2. The player walks into a map location with one or more players, revealing their current sizes and more.
3. The player enters a part of the map that just changed due to another player's action (magic changed the environment, another player conquered that area, or built a fortification there)
4. Another player attacked, or in some other way constrained the player before the movement could be processed.
These issues are there regardless of transmission protocol.
(1) could be fixed sending the game map, but we still have (3) which are changes to the base game map.
(2) could be handles by sending the all players' locations and data, but we still have the chance that someone attacked or did something else to invalidate those values.
(3+4) these can't be known beforehand.
In other words, it looks like reliable UDP would be necessary.
How could reliable UDP be better than TCP?

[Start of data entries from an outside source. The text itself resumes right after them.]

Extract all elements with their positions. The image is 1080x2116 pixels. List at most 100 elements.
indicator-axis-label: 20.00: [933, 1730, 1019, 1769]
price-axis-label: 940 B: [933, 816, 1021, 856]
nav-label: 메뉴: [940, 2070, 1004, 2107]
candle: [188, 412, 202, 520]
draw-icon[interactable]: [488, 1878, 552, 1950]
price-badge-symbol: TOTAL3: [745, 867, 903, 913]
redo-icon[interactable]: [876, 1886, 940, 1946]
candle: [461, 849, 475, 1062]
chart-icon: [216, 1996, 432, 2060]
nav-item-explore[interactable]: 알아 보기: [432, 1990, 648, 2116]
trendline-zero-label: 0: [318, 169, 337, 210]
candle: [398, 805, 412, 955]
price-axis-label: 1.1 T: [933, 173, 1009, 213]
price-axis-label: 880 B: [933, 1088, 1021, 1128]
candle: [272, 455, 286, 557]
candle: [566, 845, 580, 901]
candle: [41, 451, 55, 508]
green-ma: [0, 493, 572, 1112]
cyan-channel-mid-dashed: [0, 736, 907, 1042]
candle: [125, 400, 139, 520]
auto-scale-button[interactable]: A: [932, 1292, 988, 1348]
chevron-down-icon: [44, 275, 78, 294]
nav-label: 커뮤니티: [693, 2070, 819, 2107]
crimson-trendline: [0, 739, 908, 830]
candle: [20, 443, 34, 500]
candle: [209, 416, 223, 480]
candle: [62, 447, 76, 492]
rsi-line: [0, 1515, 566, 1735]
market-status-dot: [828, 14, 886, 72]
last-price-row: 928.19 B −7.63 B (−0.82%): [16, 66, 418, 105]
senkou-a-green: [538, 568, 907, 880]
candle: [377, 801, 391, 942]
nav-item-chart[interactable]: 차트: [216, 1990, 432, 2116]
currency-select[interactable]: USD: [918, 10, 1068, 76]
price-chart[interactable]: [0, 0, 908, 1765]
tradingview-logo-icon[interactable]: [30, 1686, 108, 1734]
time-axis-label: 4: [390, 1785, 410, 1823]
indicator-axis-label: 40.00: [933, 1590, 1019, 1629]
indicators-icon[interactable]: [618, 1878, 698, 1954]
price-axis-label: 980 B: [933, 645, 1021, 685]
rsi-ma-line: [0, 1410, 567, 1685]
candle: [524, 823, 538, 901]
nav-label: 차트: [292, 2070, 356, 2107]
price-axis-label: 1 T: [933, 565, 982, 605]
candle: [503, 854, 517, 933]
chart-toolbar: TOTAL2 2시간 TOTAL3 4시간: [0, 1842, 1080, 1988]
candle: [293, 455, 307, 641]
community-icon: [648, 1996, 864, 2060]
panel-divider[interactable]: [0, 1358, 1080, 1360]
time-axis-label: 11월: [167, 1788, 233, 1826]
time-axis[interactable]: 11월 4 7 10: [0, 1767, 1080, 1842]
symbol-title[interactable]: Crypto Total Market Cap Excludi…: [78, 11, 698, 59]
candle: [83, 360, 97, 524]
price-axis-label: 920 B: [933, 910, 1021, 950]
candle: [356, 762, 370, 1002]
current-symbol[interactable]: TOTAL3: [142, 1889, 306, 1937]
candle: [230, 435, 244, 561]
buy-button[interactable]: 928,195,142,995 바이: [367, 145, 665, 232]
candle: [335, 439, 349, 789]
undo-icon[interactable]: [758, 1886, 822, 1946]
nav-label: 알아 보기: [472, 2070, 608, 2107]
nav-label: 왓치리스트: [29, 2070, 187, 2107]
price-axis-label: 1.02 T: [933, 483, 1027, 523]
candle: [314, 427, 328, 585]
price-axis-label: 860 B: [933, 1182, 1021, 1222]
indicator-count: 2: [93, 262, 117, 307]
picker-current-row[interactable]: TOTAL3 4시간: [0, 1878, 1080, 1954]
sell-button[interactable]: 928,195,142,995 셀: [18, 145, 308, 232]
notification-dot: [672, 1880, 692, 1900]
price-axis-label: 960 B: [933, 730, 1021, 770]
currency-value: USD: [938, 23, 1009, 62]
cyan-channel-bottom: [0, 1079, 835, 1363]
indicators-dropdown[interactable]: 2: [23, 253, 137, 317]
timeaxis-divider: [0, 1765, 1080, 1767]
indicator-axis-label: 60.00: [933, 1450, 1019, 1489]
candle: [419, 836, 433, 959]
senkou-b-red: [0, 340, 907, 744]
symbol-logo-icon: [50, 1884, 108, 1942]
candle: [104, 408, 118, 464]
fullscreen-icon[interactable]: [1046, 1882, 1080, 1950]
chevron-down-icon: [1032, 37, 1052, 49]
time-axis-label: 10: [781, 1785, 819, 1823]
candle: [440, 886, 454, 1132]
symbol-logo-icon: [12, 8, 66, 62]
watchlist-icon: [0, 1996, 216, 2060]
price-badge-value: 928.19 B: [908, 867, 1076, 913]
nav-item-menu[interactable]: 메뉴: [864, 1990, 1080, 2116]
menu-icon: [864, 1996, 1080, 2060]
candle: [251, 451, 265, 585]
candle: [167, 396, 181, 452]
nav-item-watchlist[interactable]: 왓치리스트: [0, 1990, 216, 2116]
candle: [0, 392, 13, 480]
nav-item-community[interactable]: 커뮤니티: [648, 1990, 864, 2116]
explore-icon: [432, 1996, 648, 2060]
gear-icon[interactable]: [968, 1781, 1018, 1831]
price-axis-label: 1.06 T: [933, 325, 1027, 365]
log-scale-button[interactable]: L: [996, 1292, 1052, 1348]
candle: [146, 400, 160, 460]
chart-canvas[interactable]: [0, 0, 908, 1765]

One thing is that the game doesn't really care how the game changes are sent, so if we timed out the ack for update n, and we're in the process of sending n + 4, then it's ok to send [n, n + 1, n + 2, n + 3, n + 4] instead of [n + 4] and ignore timeouts for n + 1, n + 2, n + 3.
Mobile and wifi networks are fragile, UDP might have a better chance to recover from connection issues, as we don't need a reconnect.
But is it really?
UDP won't solve the original problem with variable latency over the network, it might not even help too much with the cases where packets are lost. And it definitely makes things more complex.
Help me - what's the verdict?
Implementing UDP would be fun, but I wouldn't mind using a low level solution such as eNet either. The question is if it will pay off.
I've tried to write down as much detail as I could. Hopefully someone has done something similar and has advice.
P.S. Computer and phone latency are two quite different things. Even using wifi, the phone is much slower with a significantly worse quality connection.